The GOP’s New Rural Health Program: All Show and No Go

As part of the One Big Beautiful Bill Act, Republicans created a new “Rural Health Transformation Program” in an attempt to mitigate the harm they inflicted on rural health care. The $50 billion fund is supposed to help rural health providers cope with the $1 trillion cuts to Medicaid. But do not be fooled: the program doesn’t come close to offsetting the bill’s damage.
Instead of a powerful engine to make rural health care sustainable, Republicans have offered a short-term political talking point. It’s a Band-Aid on a giant self-inflicted wound. No temporary grant program can undo the scale of harm this bill will cause. Below are the three biggest problems with the Rural Health Transformation Program:
1. It’s nowhere near enough to offset Medicaid cuts.
Let’s start with the math. The One Big Beautiful Bill Act includes sweeping Medicaid reductions, ranging from limits on provider taxes to caps on supplemental payments and outright eligibility cuts. Together, these changes will slash Medicaid by more than $1 trillion over the next decade, according to the Congressional Budget Office.
Even in narrow terms—just looking at cuts to provider taxes and state-directed payments—hospitals collectively will lose $340 billion. For rural hospitals, these cuts will be especially catastrophic. Rural hospitals alone could see $115 billion in direct losses from Medicaid reductions before even accounting for the indirect fallout like spikes in uncompensated care due to an estimated 12 million people losing their health coverage.
And it’s not just hospitals. Nursing homes, community health centers, and physician practices located in rural communities will also face significant losses. These providers often operate on razor-thin margins and depend on Medicaid to cover everything from basic patient care to workforce salaries. While the $50 billion fund may sound big, it’s dwarfed by the scale of the Medicaid cuts.
2. It doesn’t address the root causes of rural health care instability.
Rural health care didn’t suddenly become vulnerable because of this bill. It’s been on shaky ground for years, facing persistent challenges like lower reimbursement rates, lower patient volume, and workforce shortages. The Rural Health Transformation Program doesn’t solve any of that.
Instead, it creates a short-term, five-year grant program that would offer temporary support after a long delay. States first have to develop and submit detailed “Rural Health Transformation Plans” by the end of 2025. That means most funding won’t even start flowing until 2026, far too late for providers already hanging on by a thread. Even then, the funding isn’t permanent. It’s set to end in 2030 while the cuts to Medicaid are permanent. Once the money dries up, rural providers will be right back where they started—only this time, with even deeper Medicaid cuts undermining their financial stability.
In the meantime, rural hospitals would still face waves of layoffs, service reductions, and even closures. Even before the Medicaid cuts passed, roughly 30% of rural hospitals were already at risk of closure.

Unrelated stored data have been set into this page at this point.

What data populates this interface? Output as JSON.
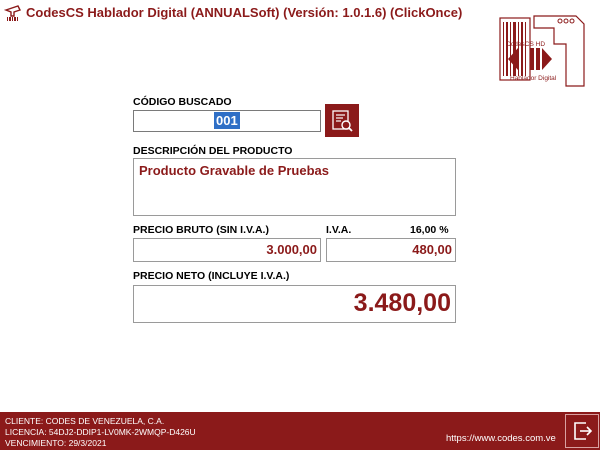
{
  "window": {
    "title": "CodesCS Hablador Digital (ANNUALSoft) (Versión: 1.0.1.6) (ClickOnce)"
  },
  "logo": {
    "line1": "CodesCS HD",
    "line2": "Hablador Digital"
  },
  "code_section": {
    "label": "CÓDIGO BUSCADO",
    "value": "001"
  },
  "description_section": {
    "label": "DESCRIPCIÓN DEL PRODUCTO",
    "value": "Producto Gravable de Pruebas"
  },
  "price_section": {
    "gross_label": "PRECIO BRUTO (SIN I.V.A.)",
    "gross_value": "3.000,00",
    "iva_label": "I.V.A.",
    "iva_rate": "16,00 %",
    "iva_value": "480,00"
  },
  "net_section": {
    "label": "PRECIO NETO (INCLUYE I.V.A.)",
    "value": "3.480,00"
  },
  "footer": {
    "client": "CLIENTE: CODES DE VENEZUELA, C.A.",
    "license": "LICENCIA: 54DJ2-DDIP1-LV0MK-2WMQP-D426U",
    "expiry": "VENCIMIENTO: 29/3/2021",
    "url": "https://www.codes.com.ve"
  },
  "colors": {
    "accent": "#8b1a1a",
    "selection": "#2f6fc6"
  },
  "icons": {
    "app": "barcode-scanner-icon",
    "search": "search-document-icon",
    "exit": "exit-icon"
  }
}
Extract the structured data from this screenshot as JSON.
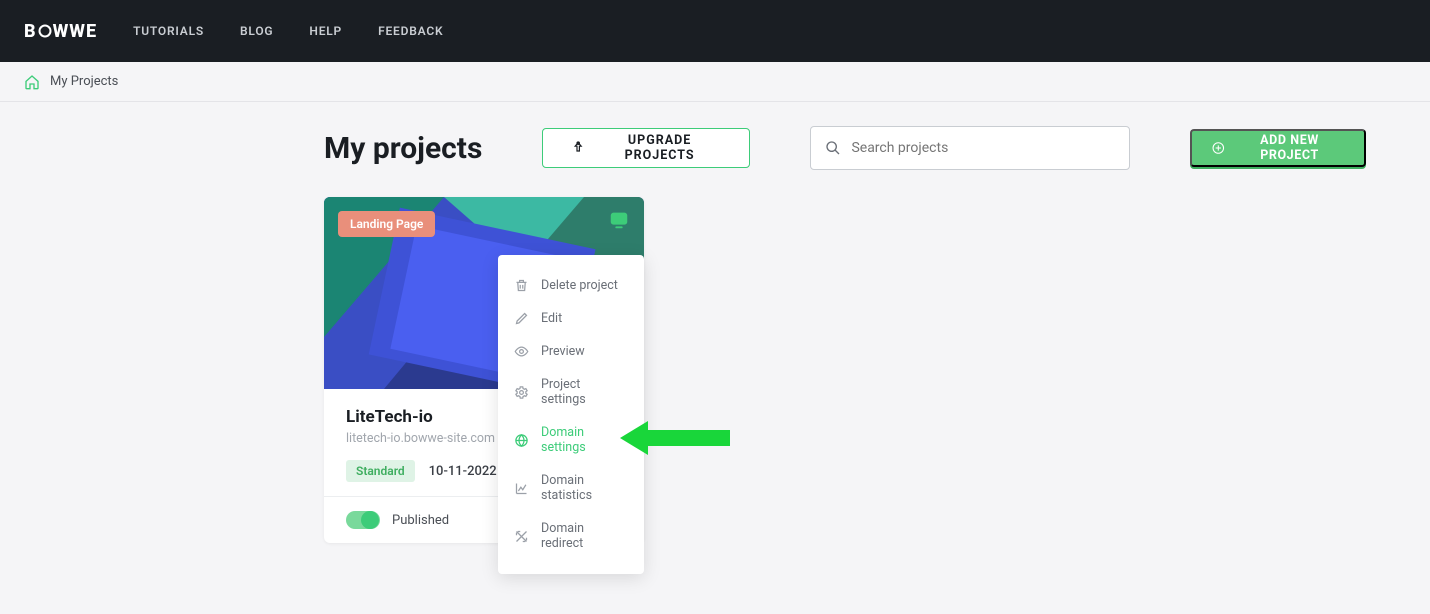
{
  "brand": "BOWWE",
  "nav": {
    "items": [
      {
        "label": "TUTORIALS"
      },
      {
        "label": "BLOG"
      },
      {
        "label": "HELP"
      },
      {
        "label": "FEEDBACK"
      }
    ]
  },
  "breadcrumb": {
    "label": "My Projects"
  },
  "page": {
    "title": "My projects"
  },
  "actions": {
    "upgrade_label": "UPGRADE PROJECTS",
    "add_label": "ADD NEW PROJECT"
  },
  "search": {
    "placeholder": "Search projects"
  },
  "project_card": {
    "badge": "Landing Page",
    "name": "LiteTech-io",
    "url": "litetech-io.bowwe-site.com",
    "plan": "Standard",
    "date": "10-11-2022",
    "status": "Published"
  },
  "context_menu": {
    "items": [
      {
        "label": "Delete project",
        "icon": "trash-icon"
      },
      {
        "label": "Edit",
        "icon": "pencil-icon"
      },
      {
        "label": "Preview",
        "icon": "eye-icon"
      },
      {
        "label": "Project settings",
        "icon": "gear-icon"
      },
      {
        "label": "Domain settings",
        "icon": "globe-icon",
        "active": true
      },
      {
        "label": "Domain statistics",
        "icon": "stats-icon"
      },
      {
        "label": "Domain redirect",
        "icon": "redirect-icon"
      }
    ]
  }
}
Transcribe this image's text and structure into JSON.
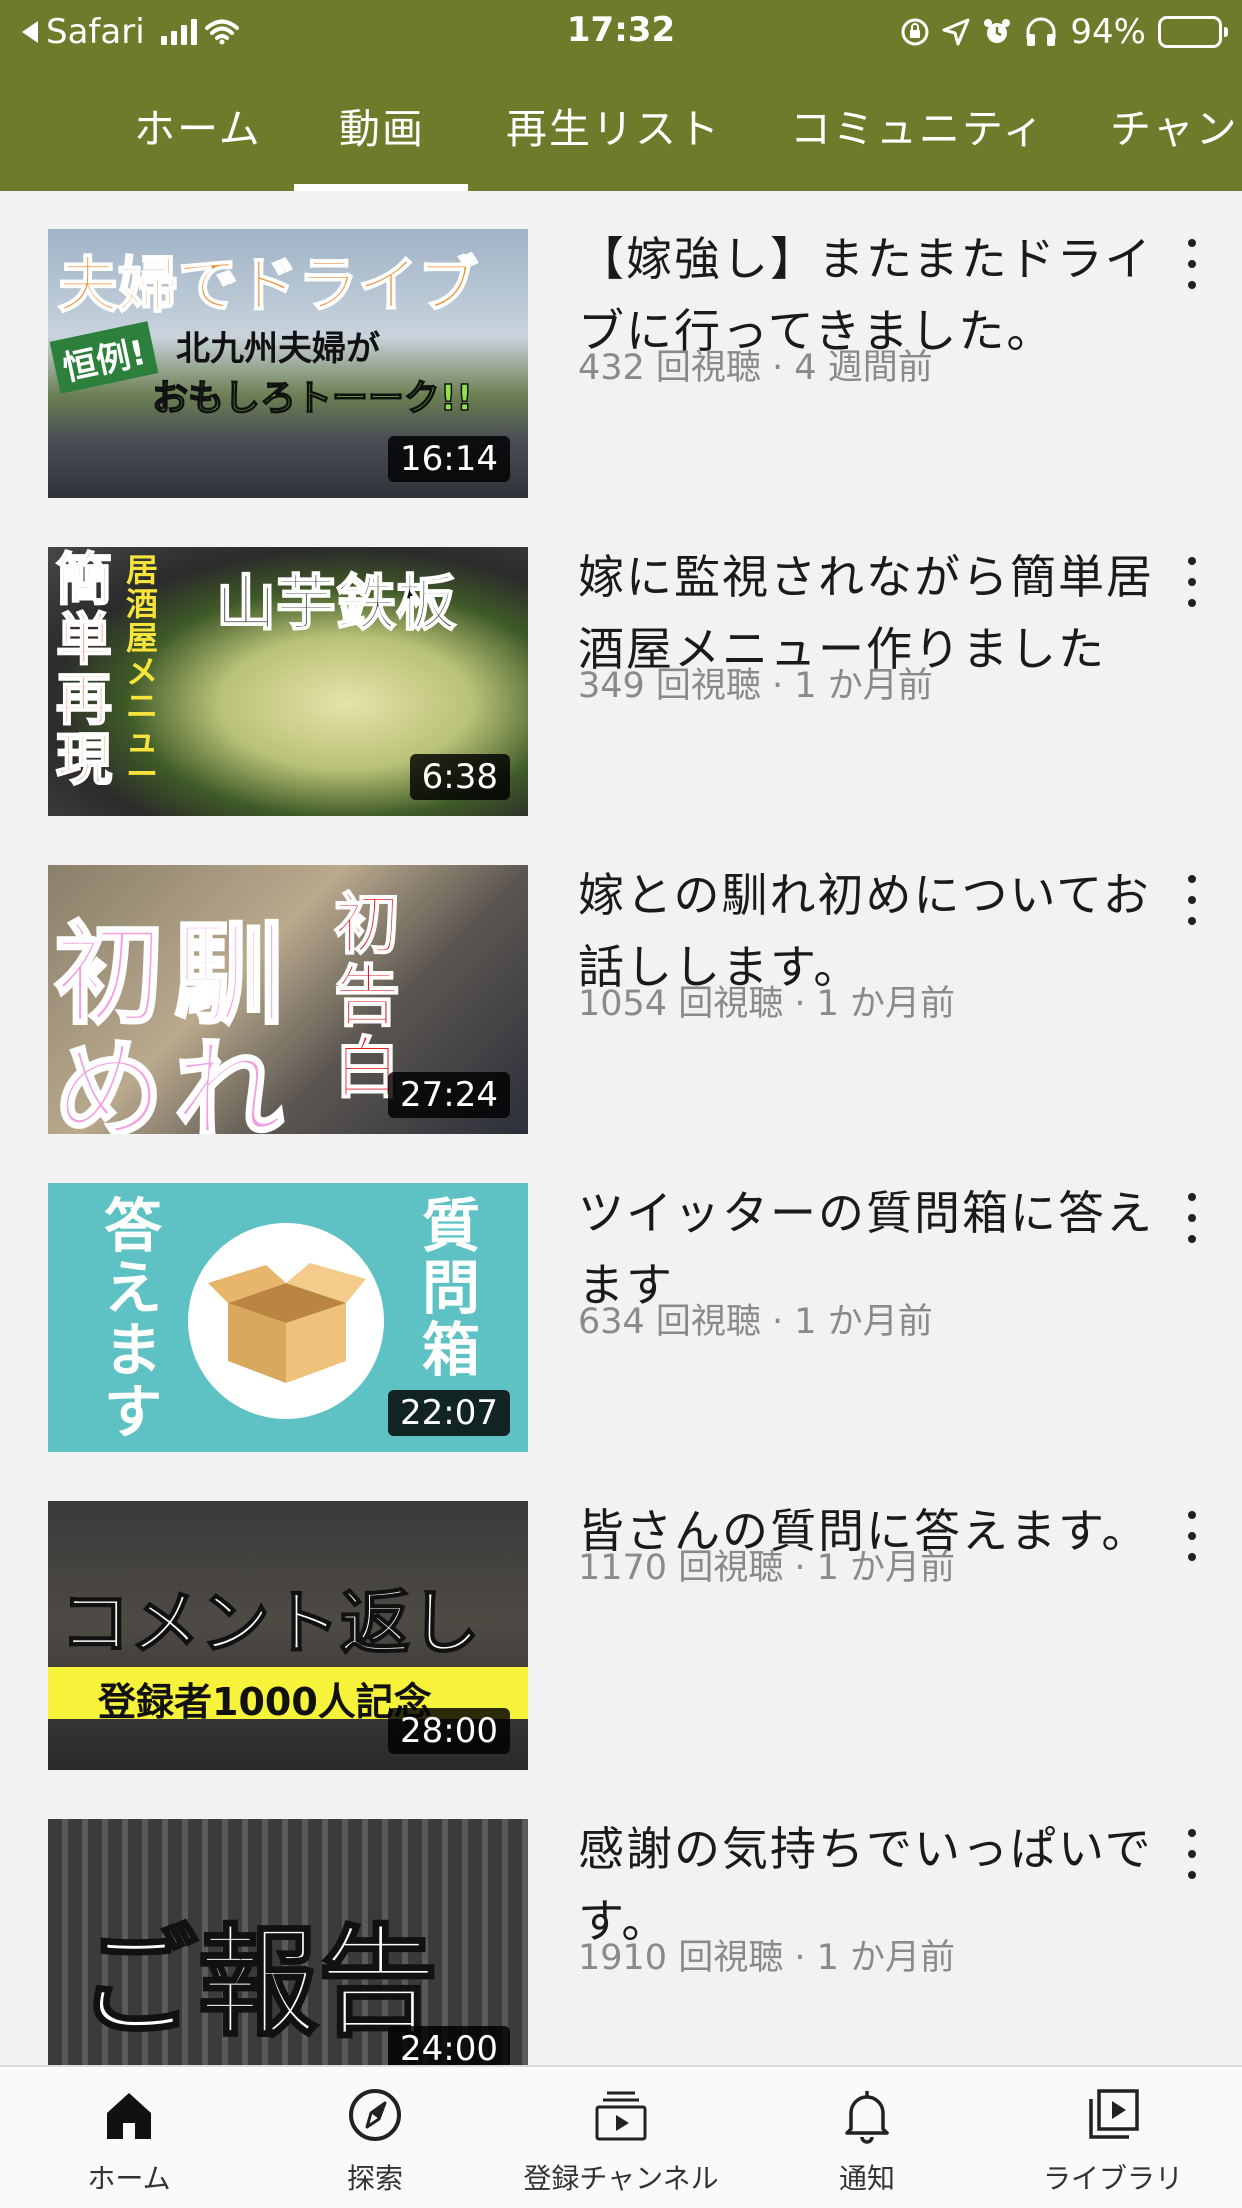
{
  "status_bar": {
    "back_app": "Safari",
    "time": "17:32",
    "battery": "94%"
  },
  "tabs": [
    {
      "label": "ホーム"
    },
    {
      "label": "動画"
    },
    {
      "label": "再生リスト"
    },
    {
      "label": "コミュニティ"
    },
    {
      "label": "チャン"
    }
  ],
  "videos": [
    {
      "title": "【嫁強し】またまたドライブに行ってきました。",
      "meta": "432 回視聴 · 4 週間前",
      "duration": "16:14",
      "thumb_text": [
        "夫婦でドライブ",
        "恒例!",
        "北九州夫婦が",
        "おもしろトーーク!!"
      ]
    },
    {
      "title": "嫁に監視されながら簡単居酒屋メニュー作りました",
      "meta": "349 回視聴 · 1 か月前",
      "duration": "6:38",
      "thumb_text": [
        "簡単再現",
        "居酒屋メニュー",
        "山芋鉄板"
      ]
    },
    {
      "title": "嫁との馴れ初めについてお話しします。",
      "meta": "1054 回視聴 · 1 か月前",
      "duration": "27:24",
      "thumb_text": [
        "馴",
        "初",
        "れ",
        "め",
        "初告白"
      ]
    },
    {
      "title": "ツイッターの質問箱に答えます",
      "meta": "634 回視聴 · 1 か月前",
      "duration": "22:07",
      "thumb_text": [
        "答えます",
        "質問箱"
      ]
    },
    {
      "title": "皆さんの質問に答えます。",
      "meta": "1170 回視聴 · 1 か月前",
      "duration": "28:00",
      "thumb_text": [
        "コメント返し",
        "登録者1000人記念"
      ]
    },
    {
      "title": "感謝の気持ちでいっぱいです。",
      "meta": "1910 回視聴 · 1 か月前",
      "duration": "24:00",
      "thumb_text": [
        "ご報告"
      ]
    }
  ],
  "bottom_nav": [
    {
      "label": "ホーム",
      "icon": "home-icon"
    },
    {
      "label": "探索",
      "icon": "compass-icon"
    },
    {
      "label": "登録チャンネル",
      "icon": "subscriptions-icon"
    },
    {
      "label": "通知",
      "icon": "bell-icon"
    },
    {
      "label": "ライブラリ",
      "icon": "library-icon"
    }
  ],
  "colors": {
    "header_bg": "#6f7b2b",
    "page_bg": "#f2f2f2"
  }
}
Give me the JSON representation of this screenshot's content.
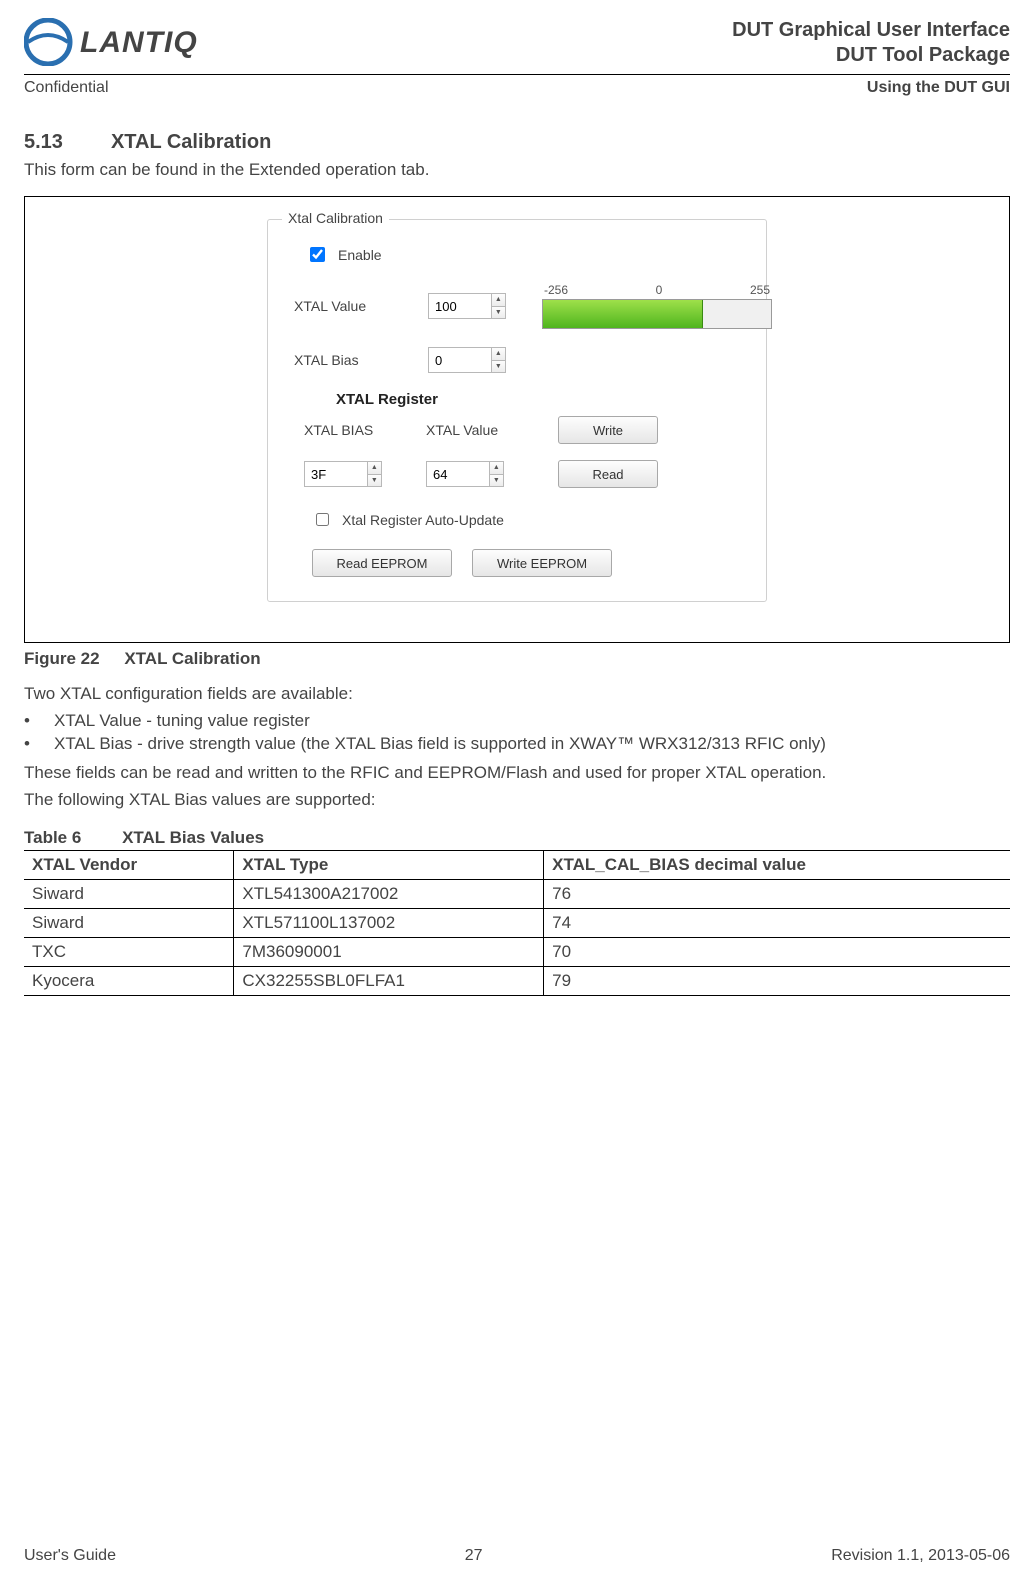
{
  "header": {
    "logo_text": "LANTIQ",
    "title1": "DUT Graphical User Interface",
    "title2": "DUT Tool Package",
    "left_sub": "Confidential",
    "right_sub": "Using the DUT GUI"
  },
  "section": {
    "number": "5.13",
    "title": "XTAL Calibration",
    "intro": "This form can be found in the Extended operation tab."
  },
  "gui": {
    "group_title": "Xtal Calibration",
    "enable_label": "Enable",
    "enable_checked": true,
    "xtal_value_label": "XTAL Value",
    "xtal_value": "100",
    "xtal_bias_label": "XTAL Bias",
    "xtal_bias": "0",
    "scale": {
      "min": "-256",
      "mid": "0",
      "max": "255"
    },
    "reg_title": "XTAL Register",
    "reg_bias_label": "XTAL BIAS",
    "reg_value_label": "XTAL Value",
    "reg_bias": "3F",
    "reg_value": "64",
    "write_btn": "Write",
    "read_btn": "Read",
    "auto_label": "Xtal Register Auto-Update",
    "auto_checked": false,
    "read_eeprom_btn": "Read EEPROM",
    "write_eeprom_btn": "Write EEPROM"
  },
  "figure": {
    "num": "Figure 22",
    "title": "XTAL Calibration"
  },
  "body": {
    "p1": "Two XTAL configuration fields are available:",
    "b1": "XTAL Value - tuning value register",
    "b2": "XTAL Bias - drive strength value (the XTAL Bias field is supported in XWAY™ WRX312/313 RFIC only)",
    "p2": "These fields can be read and written to the RFIC and EEPROM/Flash and used for proper XTAL operation.",
    "p3": "The following XTAL Bias values are supported:"
  },
  "table": {
    "num": "Table 6",
    "title": "XTAL Bias Values",
    "headers": [
      "XTAL Vendor",
      "XTAL Type",
      "XTAL_CAL_BIAS decimal value"
    ],
    "rows": [
      [
        "Siward",
        "XTL541300A217002",
        "76"
      ],
      [
        "Siward",
        "XTL571100L137002",
        "74"
      ],
      [
        "TXC",
        "7M36090001",
        "70"
      ],
      [
        "Kyocera",
        "CX32255SBL0FLFA1",
        "79"
      ]
    ]
  },
  "footer": {
    "left": "User's Guide",
    "center": "27",
    "right": "Revision 1.1, 2013-05-06"
  }
}
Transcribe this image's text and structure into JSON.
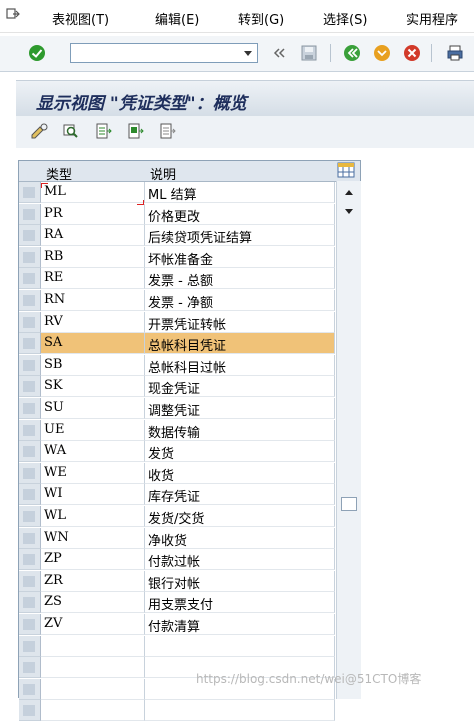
{
  "menubar": {
    "items": [
      "表视图(T)",
      "编辑(E)",
      "转到(G)",
      "选择(S)",
      "实用程序"
    ]
  },
  "toolbar": {
    "command_value": "",
    "icons": [
      "check-icon",
      "back-double-icon",
      "save-icon",
      "back-icon",
      "exit-icon",
      "cancel-icon",
      "print-icon"
    ]
  },
  "screen": {
    "title": "显示视图 \"凭证类型\"：概览"
  },
  "table": {
    "headers": {
      "code": "类型",
      "desc": "说明"
    },
    "rows": [
      {
        "code": "ML",
        "desc": "ML 结算"
      },
      {
        "code": "PR",
        "desc": "价格更改"
      },
      {
        "code": "RA",
        "desc": "后续贷项凭证结算"
      },
      {
        "code": "RB",
        "desc": "坏帐准备金"
      },
      {
        "code": "RE",
        "desc": "发票 - 总额"
      },
      {
        "code": "RN",
        "desc": "发票 - 净额"
      },
      {
        "code": "RV",
        "desc": "开票凭证转帐"
      },
      {
        "code": "SA",
        "desc": "总帐科目凭证",
        "selected": true
      },
      {
        "code": "SB",
        "desc": "总帐科目过帐"
      },
      {
        "code": "SK",
        "desc": "现金凭证"
      },
      {
        "code": "SU",
        "desc": "调整凭证"
      },
      {
        "code": "UE",
        "desc": "数据传输"
      },
      {
        "code": "WA",
        "desc": "发货"
      },
      {
        "code": "WE",
        "desc": "收货"
      },
      {
        "code": "WI",
        "desc": "库存凭证"
      },
      {
        "code": "WL",
        "desc": "发货/交货"
      },
      {
        "code": "WN",
        "desc": "净收货"
      },
      {
        "code": "ZP",
        "desc": "付款过帐"
      },
      {
        "code": "ZR",
        "desc": "银行对帐"
      },
      {
        "code": "ZS",
        "desc": "用支票支付"
      },
      {
        "code": "ZV",
        "desc": "付款清算"
      },
      {
        "code": "",
        "desc": ""
      },
      {
        "code": "",
        "desc": ""
      },
      {
        "code": "",
        "desc": ""
      },
      {
        "code": "",
        "desc": ""
      }
    ],
    "colors": {
      "selected_row": "#f0c278",
      "header_bg": "#dfe6ee"
    }
  },
  "watermark": "https://blog.csdn.net/wei@51CTO博客"
}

Additionally, there are risks that nonrural hospitals, which are not struggling, end up receiving part of the limited funds. Specifically, about 425 hospitals are dually classified as rural and urban. This allows hospitals like Adventhealth in Orlando and New York Presbyterian Hospital in New York City, two of the wealthiest in the country, to quality for a rural designation that not only entitles them to higher payments from Medicare but also access to the rural fund.
3. It leaves out many of the providers most at risk.
The Rural Health Transformation Program’s narrow focus on rural (or dual classification) providers leaves many others completely unprotected even though they, too, will face devastating cuts under this bill.
Urban and suburban safety-net hospitals—many of which serve disproportionately high shares of Medicaid patients—are excluded entirely. These providers play a critical role in caring for low-income families, seniors, people with disabilities, and communities of color, yet they’re left to absorb the full impact of Medicaid cuts with no new funding at all.
In fact, some of the hardest-hit health care provides under this bill won’t receive a single dollar from the program. That includes urban safety-net systems, children’s hospitals with high Medicaid reliance, and community health centers not located in rural areas.
Simply put, this program picks winners and losers, and it leaves behind some of the most vulnerable communities in the country.
The Bottom Line
The “Rural Health Transformation Program” may sound like a good program, but it won’t transform anything. And it’s no substitute for properly funded Medicaid. This proposal offers temporary, limited relief to a narrow slice of providers.